Live March 2001
2xCD - $14.00 - temp. unavailable
Despite their official dissolution a few years ago, 16 Horsepower casts a long shadow that colors the gothic Americana genre today. Ex-members' bands (Woven Hand, Lilium, etc.) are engaging and critically lauded, but the demand for posthumous 16 Horsepower releases never seems to cease. Live March 2001 is a live recording of one of 16 Horsepower's classic, best recorded shows, released in North America on Alternative Tentacles and on Glitterhouse in Europe.
While live albums are often fodder for completists, 16 Horsepower's intoxicating material becomes even more potent on stage, making 16 Horsepower Live a must-have release. Their instrumentation transforms the usually lighthearted banjo and squeezebox into the loneliest choir that accompanies the smoldering voice of David Eugene Edwards. Often likened to Nick Cave and the Bad Seeds, 16 Horsepower definitely has that laudanum-soaked aura, but is firmly rooted in Americana. Unlike their contemporaries, however, they aim beyond popular music in the key of sad and delve right into the human condition for something weighty and substantial. The way 16 Horsepower pours themselves into writing and performing, Live March 2001, the third installation of their live material, will surely be welcomed with open arms, not with snipes about bludgeoning dead equines.
This epic double cd is Brand New!
"Recorded during the Secret South tour in 2001. It features one
complete 90 minute show showing the band in their natural habitat the
stage. They played songs from their acclaimed A&M-debut
Sackcloth`n'Ashes, their follow-up Low Estate and their Glitterhouse
debut Secret South. One of our best, if not our best live show ever
says the band themselves. Comes in a multifold Digipak.
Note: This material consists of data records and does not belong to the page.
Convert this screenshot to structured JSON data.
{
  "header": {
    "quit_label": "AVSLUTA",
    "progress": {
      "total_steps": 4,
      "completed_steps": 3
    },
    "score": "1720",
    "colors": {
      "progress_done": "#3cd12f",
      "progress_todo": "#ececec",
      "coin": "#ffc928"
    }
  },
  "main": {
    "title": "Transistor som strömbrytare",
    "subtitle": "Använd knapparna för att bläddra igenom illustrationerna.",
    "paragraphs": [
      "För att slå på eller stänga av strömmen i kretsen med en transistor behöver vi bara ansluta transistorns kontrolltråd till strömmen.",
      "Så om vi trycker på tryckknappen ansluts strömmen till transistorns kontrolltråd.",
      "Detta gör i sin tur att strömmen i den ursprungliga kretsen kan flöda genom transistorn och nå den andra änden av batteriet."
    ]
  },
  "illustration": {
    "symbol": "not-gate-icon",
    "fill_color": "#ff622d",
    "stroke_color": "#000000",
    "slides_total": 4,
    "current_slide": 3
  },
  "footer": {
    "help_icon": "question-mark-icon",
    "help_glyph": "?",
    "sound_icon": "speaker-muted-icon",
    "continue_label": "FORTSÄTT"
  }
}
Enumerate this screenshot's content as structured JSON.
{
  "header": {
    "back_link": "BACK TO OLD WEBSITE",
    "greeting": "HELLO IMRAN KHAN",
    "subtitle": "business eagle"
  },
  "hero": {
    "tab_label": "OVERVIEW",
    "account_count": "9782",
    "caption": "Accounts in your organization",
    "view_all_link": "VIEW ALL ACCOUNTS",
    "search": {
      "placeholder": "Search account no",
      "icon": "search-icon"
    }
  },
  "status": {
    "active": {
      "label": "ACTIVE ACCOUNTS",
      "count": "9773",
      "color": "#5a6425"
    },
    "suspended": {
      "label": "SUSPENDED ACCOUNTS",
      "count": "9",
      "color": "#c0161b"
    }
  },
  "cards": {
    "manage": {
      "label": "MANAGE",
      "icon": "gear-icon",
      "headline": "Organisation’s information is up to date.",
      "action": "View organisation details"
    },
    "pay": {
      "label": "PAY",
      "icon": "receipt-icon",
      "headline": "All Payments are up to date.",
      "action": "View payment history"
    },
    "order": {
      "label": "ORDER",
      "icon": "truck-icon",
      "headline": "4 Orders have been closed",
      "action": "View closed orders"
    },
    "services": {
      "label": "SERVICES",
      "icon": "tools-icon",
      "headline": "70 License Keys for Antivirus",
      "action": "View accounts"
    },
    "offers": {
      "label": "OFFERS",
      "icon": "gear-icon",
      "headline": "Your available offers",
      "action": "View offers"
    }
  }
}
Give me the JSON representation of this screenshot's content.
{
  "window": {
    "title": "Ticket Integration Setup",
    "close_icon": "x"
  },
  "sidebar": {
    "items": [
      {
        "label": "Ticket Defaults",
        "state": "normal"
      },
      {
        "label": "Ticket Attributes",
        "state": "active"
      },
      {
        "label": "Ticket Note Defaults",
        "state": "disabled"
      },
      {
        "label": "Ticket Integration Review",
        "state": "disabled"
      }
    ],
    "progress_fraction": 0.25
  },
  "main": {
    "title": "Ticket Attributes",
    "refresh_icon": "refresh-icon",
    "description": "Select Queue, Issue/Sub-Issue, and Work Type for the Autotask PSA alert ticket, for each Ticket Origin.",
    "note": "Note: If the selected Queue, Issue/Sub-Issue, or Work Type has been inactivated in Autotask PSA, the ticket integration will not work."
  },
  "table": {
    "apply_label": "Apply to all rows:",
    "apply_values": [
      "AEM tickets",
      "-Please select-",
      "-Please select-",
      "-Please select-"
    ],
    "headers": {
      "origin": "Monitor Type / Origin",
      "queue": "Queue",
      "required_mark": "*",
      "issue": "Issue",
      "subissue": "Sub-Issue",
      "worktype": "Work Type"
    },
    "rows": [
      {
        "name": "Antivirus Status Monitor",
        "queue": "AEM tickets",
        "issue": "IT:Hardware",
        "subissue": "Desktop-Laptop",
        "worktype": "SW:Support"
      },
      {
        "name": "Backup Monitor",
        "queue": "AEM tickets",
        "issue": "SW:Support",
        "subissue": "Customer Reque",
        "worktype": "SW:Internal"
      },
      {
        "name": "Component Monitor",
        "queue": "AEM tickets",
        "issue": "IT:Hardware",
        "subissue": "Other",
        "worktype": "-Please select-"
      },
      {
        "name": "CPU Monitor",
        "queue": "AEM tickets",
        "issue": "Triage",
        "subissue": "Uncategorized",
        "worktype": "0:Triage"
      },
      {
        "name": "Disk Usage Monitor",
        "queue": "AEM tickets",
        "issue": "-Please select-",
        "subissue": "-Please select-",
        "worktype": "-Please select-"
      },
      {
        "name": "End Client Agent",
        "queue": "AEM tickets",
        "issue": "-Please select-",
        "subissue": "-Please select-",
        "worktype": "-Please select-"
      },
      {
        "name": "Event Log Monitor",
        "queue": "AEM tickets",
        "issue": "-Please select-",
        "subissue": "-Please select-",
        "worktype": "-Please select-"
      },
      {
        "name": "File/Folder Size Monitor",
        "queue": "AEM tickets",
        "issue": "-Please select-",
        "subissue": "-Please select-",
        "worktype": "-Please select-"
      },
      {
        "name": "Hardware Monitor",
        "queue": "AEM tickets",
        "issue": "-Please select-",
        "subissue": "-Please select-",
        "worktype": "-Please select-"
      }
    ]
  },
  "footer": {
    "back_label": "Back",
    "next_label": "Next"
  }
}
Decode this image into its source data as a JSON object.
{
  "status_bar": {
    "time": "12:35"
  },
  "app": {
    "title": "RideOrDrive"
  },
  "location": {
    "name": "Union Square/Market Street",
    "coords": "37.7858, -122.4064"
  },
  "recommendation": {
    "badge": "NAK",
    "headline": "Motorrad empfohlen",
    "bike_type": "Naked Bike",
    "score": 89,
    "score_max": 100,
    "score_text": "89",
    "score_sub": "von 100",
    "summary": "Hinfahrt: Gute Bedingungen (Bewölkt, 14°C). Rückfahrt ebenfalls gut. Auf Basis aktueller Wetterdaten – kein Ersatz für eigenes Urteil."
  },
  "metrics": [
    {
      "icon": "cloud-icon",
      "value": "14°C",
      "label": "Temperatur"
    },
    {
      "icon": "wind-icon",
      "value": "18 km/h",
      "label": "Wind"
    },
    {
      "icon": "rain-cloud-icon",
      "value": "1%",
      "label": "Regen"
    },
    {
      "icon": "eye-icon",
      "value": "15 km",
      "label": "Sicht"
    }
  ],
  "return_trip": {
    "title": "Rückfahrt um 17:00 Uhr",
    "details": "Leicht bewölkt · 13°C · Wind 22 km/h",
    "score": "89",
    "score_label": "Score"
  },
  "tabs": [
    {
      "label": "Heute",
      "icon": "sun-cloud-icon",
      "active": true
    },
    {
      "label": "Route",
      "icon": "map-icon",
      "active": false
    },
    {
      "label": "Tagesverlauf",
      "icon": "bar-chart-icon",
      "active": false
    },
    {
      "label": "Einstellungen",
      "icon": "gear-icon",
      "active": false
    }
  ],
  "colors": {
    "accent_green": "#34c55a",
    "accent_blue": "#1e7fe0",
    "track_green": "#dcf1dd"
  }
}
Here's what the UK press said about Secret South: This is one secret
that begs to be shared."
" Influenced by folk's more whacked out, gloomy, voodoo-visioned
forebears, 16 Horsepower continue to narrate their haunting
campfire-punk yarns without a modern-day care in the world. Instead,
David Eugene and his melancholia-drenched posse of LA dreamers prefer
the dark grandeur that only comes with mournful swathes of countryfied
guitar, of heavy-hearted violins, pianos and accordions, of lonesome
banjo-picking and Ennio Morricone tautness. Add a dash of Dylan-esque
roots-philosophy and the result is a forlorn dustbowl saloon bar where
Nick Cave woefully sinks bourbons with the Gun Club only moments after
a loved one's funeral parade. There's scant evidence of the year 2000
within the desolate pleas of 'Burning Bush', the ghostly magnificence
of 'Praying Arm Lane' or the superlative rendition of trad classic
'Wayfaring Stranger' but 16 Horsepower aren't about such misleading
concerns. For them, the objective was to make a fucking brilliant
album where the mood is king, the delivery is queen and studied modern
coolness is a jester that's one misplaced quip away from being the
lion's breakfast. And, of course, they've succeeded. Sometimes, you
just have to accept that there's, ahem, nothing as pure as folk."